His wife had demurred, and as it proved, with reason, for when the two children were set face to face upon the divan, their first acknowledgment of each other’s presence, after one horrified stare, was a simultaneous yell. Danaë flew to the rescue of her charge, and the English nurse of hers, and Wylie stood astonished, while his wife laughed.

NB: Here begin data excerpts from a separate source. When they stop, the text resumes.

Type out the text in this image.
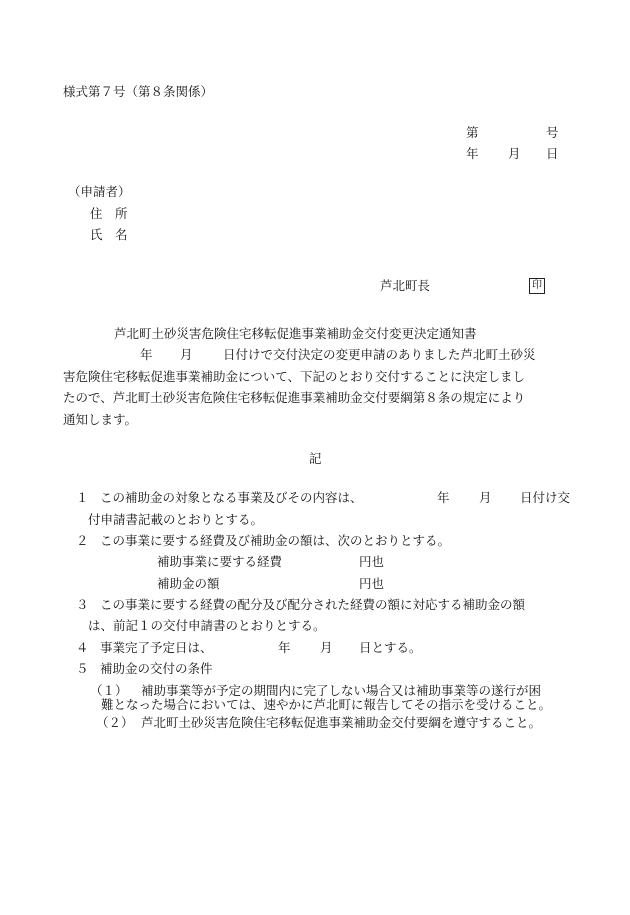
様式第７号（第８条関係）
第	号
年 月 日
（申請者）
住　所
氏　名
芦北町長	印
芦北町土砂災害危険住宅移転促進事業補助金交付変更決定通知書
年 月 日付けで交付決定の変更申請のありました芦北町土砂災
害危険住宅移転促進事業補助金について、下記のとおり交付することに決定しまし
たので、芦北町土砂災害危険住宅移転促進事業補助金交付要綱第８条の規定により
通知します。
記
１ この補助金の対象となる事業及びその内容は、	年 月 日付け交
付申請書記載のとおりとする。
２ この事業に要する経費及び補助金の額は、次のとおりとする。
補助事業に要する経費	円也
補助金の額	円也
３ この事業に要する経費の配分及び配分された経費の額に対応する補助金の額
は、前記１の交付申請書のとおりとする。
４ 事業完了予定日は、	年 月 日とする。
５ 補助金の交付の条件
（１） 補助事業等が予定の期間内に完了しない場合又は補助事業等の遂行が困
難となった場合においては、速やかに芦北町に報告してその指示を受けること。
（２） 芦北町土砂災害危険住宅移転促進事業補助金交付要綱を遵守すること。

“They will make friends over their bread and milk,” she said. “Come, Kalliopé.”

Mounting the steps to the roof of the original buildings, they reached the modern rooms, fitted up in English style, which formed the home of the Wylies. Danaë glanced round with something like awe at the appointments of the nursery. She had thought Janni’s nursery at the villa “European” in the extreme, but it had been nothing like this. Wylie brought in a second high chair from another room, and the two nurses were speedily engaged in feeding their respective charges with bread and milk. Very quickly Danaë observed, to her confusion, that Janni’s table manners were not producing a favourable impression. He grabbed at the spoon, filled his mouth too full, and choked, to the great scandal of his neighbour opposite, who commented on his behaviour obviously, though unintelligibly, in the nurse’s ear.

“There, there, Master Harold! he don’t know no better,” she said reprovingly, turning to the parents to add admiringly, “Did you ever see anybody so quick to notice things, ma’am?”